O pedido formulado foi o seguinte: Condenação dos réus a: a) Pagar ao 1.º autor uma indemnização correspondente ao montante já despendido com as despesas de saúde, educação e alimentação do filho do falecido Paulo ………….., bem como as incorridas com o cemitério e o seu funeral, no montante total de €38.675.00; b) Pagar ao 2.º autor uma indemnização correspondente ao dano da perda do direito à vida do seu pai, Paulo .........., no montante de €100.000.00, a ser atribuída em sede sucessória ao seu sucessor legitimário; c) Pagar ao 2.º autor uma indemnização correspondente aos danos físicos e psicológicos sofridos pelo seu pai, Paulo .........., antes de morrer, no montante de €80.000.00, a ser atribuída em sede sucessória ao seu sucessor legitimário; d) Pagar ao 2.º autor uma indemnização no valor de €60.000.00, correspondente aos danos não patrimoniais sofridos em consequência da morte do seu pai; e) Pagar ao 2.º autor uma indemnização correspondente aos danos patrimoniais sofridos pelo seu pai, na forma de lucros cessantes, no montante de €170.000.00, relativos às importâncias que este deixou de auferir em consequência da sua morte, a ser atribuída em sede sucessória: Pagar ao 1.º e 2.º autores os juros de mora que, às taxas legais em vigor, desde a data da morte de Paulo .........., se vencerem sobre as referidas importâncias.

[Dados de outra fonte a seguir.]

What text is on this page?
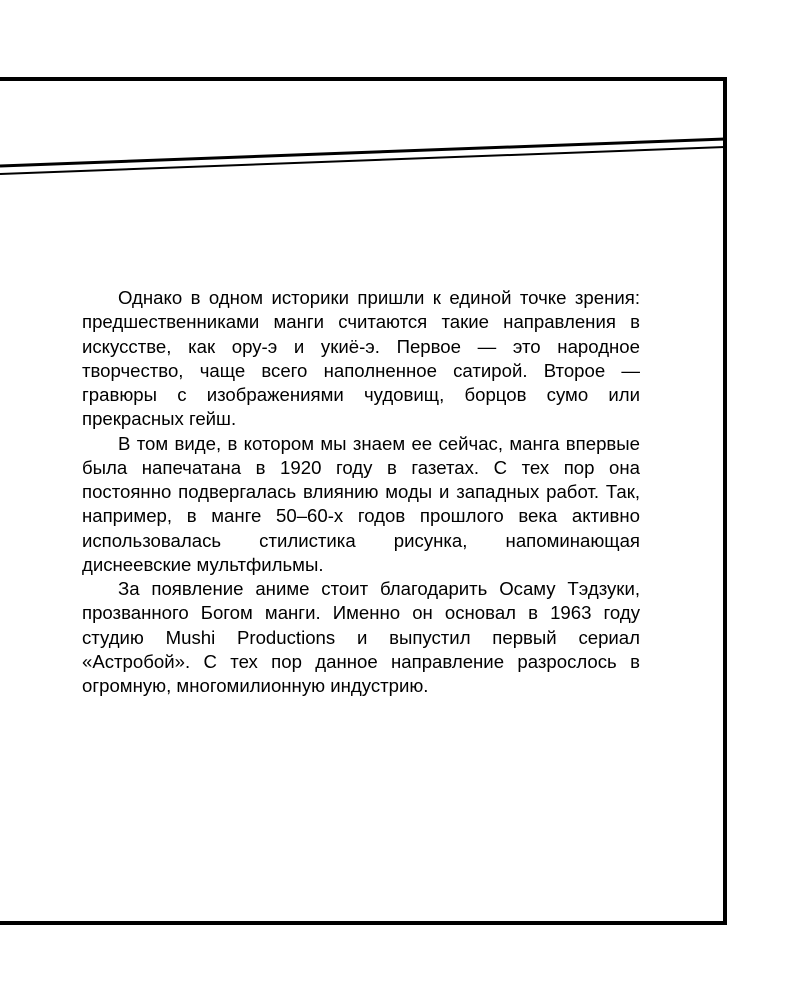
Однако в одном историки пришли к единой точке зрения: предшественниками манги считаются такие направления в искусстве, как ору-э и укиё-э. Первое — это народное творчество, чаще всего наполненное сатирой. Второе — гравюры с изображениями чудовищ, борцов сумо или прекрасных гейш.

В том виде, в котором мы знаем ее сейчас, манга впервые была напечатана в 1920 году в газетах. С тех пор она постоянно подвергалась влиянию моды и западных работ. Так, например, в манге 50–60-х годов прошлого века активно использовалась стилистика рисунка, напоминающая диснеевские мультфильмы.

За появление аниме стоит благодарить Осаму Тэдзуки, прозванного Богом манги. Именно он основал в 1963 году студию Mushi Productions и выпустил первый сериал «Астробой». С тех пор данное направление разрослось в огромную, многомилионную индустрию.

Por sentença de 23-10-2015, o referido tribunal veio a prolatar decisão, condenado o réu Estado a pagar ao autor Diogo ……………… .......... a quantia de €150.000.00 [cento e cinquenta mil euros], acrescida de juros de mora, à taxa legal, calculados desde a data da prolação da sentença até efetivo e integral pagamento * Inconformado com tal decisão, o Estado interpôs o presente recurso de apelação, formulando na sua alegação as seguintes conclusões: A- Face ã redação dos artigos 22 e 271 da CRP não pode deixar de considerar-se que, em casos de negligência grave, o agente responde de forma solidária com o Estado.

B- A irresponsabilidade do funcionário perante o lesado, nos casos de negligência, não se harmoniza com a função pedagógico-educativa da responsabilidade civil e, sobretudo, não protege o direito de indemnização dos particulares, razão pela qual a Constituição da República Portuguesa de 1976 veio estabelecer a regra da solidariedade.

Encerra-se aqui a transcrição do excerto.